Biritiş pab‘ın başka nesi ünlü olabilirdi ki, dedi Burak.

Çobanyıldızı göğün üçüncü katındadır, dedi Hande.

Bir şey mi dedin abi, dedi garson.

Büyüleyici güzelliğiyle Hande karşısında gülümsüyordu. Yeni bir topluluk girdi içeri. Üç kişiydiler. Arkalarındaki masaya oturdular. Le Bron James kılıklı iki adamla bir kadın.

Bir şey söylemedin, dedi Hande.

Olağanüstü görünüyorsun.

Buraak, bunu diyorum.

Aa, fark etmedim. O da… İşte… güzelmiş canım. Güzel günlerde kullan. Rengi de hoş.

Ama, dedi, Hande elini masanın üstünden Burak’a uzatırken. Ay ben çok mahcup hissediyorum. Sanki şeymiş gibi… ne bileyim, zorluyormuşum gibi. Yani…

Handeciğim, dedi Burak, küçük kâğıt parçası Hande’nin elinden Burak’ın avucuna geçtiği sırada.
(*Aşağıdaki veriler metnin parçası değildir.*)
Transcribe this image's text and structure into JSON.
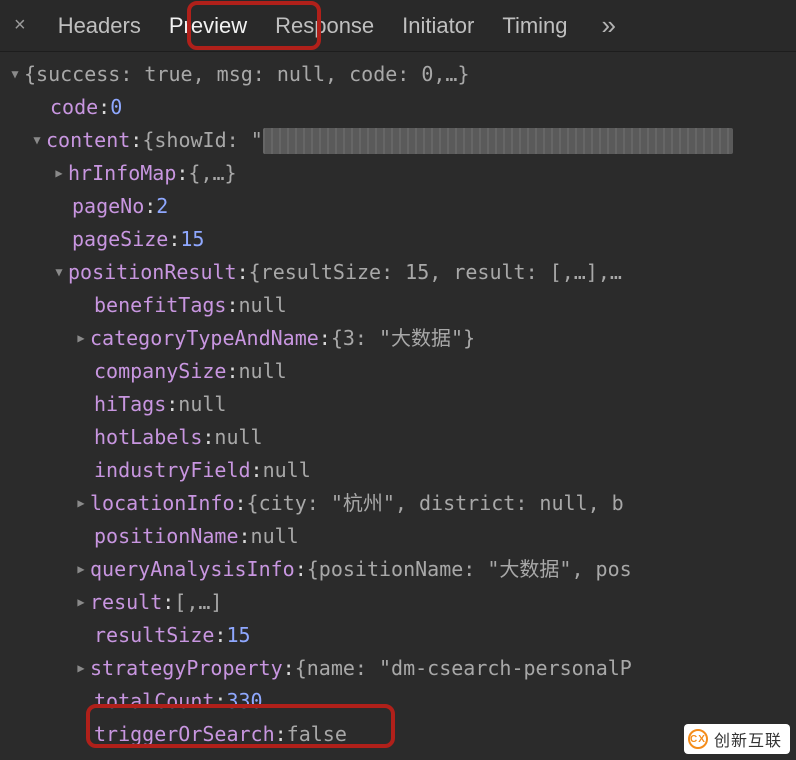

Ne zaman söylediğimi anımsamıyorum. Ama söylemiştim sana. “Yanımdaki kadının… maddi manevi…” tekerlemeye benzer şeyleri söyledi. Bir sinek uçtu ikisinin arasında. Hande’ye doğru. Burak Hande’nin güzel yüzünden sineği uzaklaştırmak istedi. Üçüncü kez salladığı sırada eli Hande’nin yüzüne çarptı. O tiz çığlık mı doldurmuştu önce salonu, yoksa basketçi kılıklıların sandalyelerinin döşemede çıkardığı ses mi? Anımsayamadı şimdi.

Poşetteki buz erimişti. Burak’ın başından yüzüne birkaç damla su sızdı. Başka bir kâğıt parçası aldı tomardan. Elinin tersiyle düzeltti. Buydu işte! Pab’dan kalan… Boşalan bardağına yeniden viski doldurdu. Eriyen buzu yanağına kaydırdı. Az önce düzelttiği fişi masa lambasının ışığına tuttu. Fişte bir çanta markası vardı. Pahalı bir kadın çantası. Sirius, Hande’nin sesinden…

Basketçi kılıklıların gölgesi üstüme düştüğünde özür diliyordum zilliden, dedi kendi kendine. Sudan gelmekte niye acele etmedi şu mübarek hayvan? Telefonuna uzandı. Banka uygulamasını açtı.